Virginia Thomas did not return calls on Monday. But she said in an interview with a conservative blogger at a meeting of the Conservative Political Action Committee last month that she had left her job working for a small college because of her concern that the country is off-track.

"We've got to get the Constitution back to a place where it means something . . . or we're headed for tyranny," she told blogger Ed Morrissey.

Thomas's group was founded in January and she promoted it at the CPAC convention. But it was not until this past weekend, after a story in the Los Angeles Times, that awareness of the new organization prompted a debate about the involvement of a justice's spouse in a political movement.

It comes at a time of increased sensitivity between the White House and congressional Democrats on one side and the court's conservative majority on the other. It started with President Obama's unusually blunt criticism of the court during his State of the Union address, when he lambasted the court's 5 to 4 ruling that gave corporations and unions greater leeway to use their general treasuries to buy ads for and against political candidates.

Chief Justice John G. Roberts Jr. said last week that Obama's use of the address to criticize the court -- six of the nine black-robed justices were at the front of the House chamber -- was "very troubling." Roberts questioned whether the court should continue to attend what he described as a "political pep rally."

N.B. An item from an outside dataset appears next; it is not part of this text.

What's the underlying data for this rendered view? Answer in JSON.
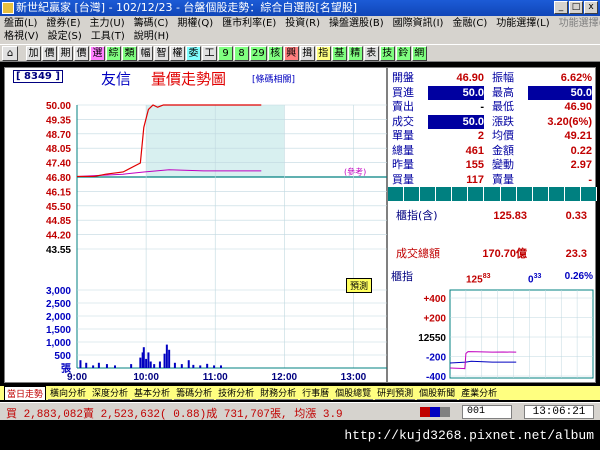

The White House responded with a renewed broadside, and Obama has said he was working with Congress to try to temper the effects of the decision, which he said would allow special interests to bankroll American elections.

A court spokeswoman said Justice Thomas would not comment on his wife's new endeavor or how he might recuse himself should a conflict arise.

Justices make their own decisions about removing themselves from cases and usually do not explain why. Most typically, they recuse themselves when they have a financial interest in an issue before them, or when a decision could affect a family member.

Sue Hamblen, Liberty Central's national coordinator, said Virginia Thomas met with ethics officials for the federal courts and was told her work "was in no way a conflict of interest."

"She did not give up her First Amendment rights when her husband became a Supreme Court judge," Hamblen said.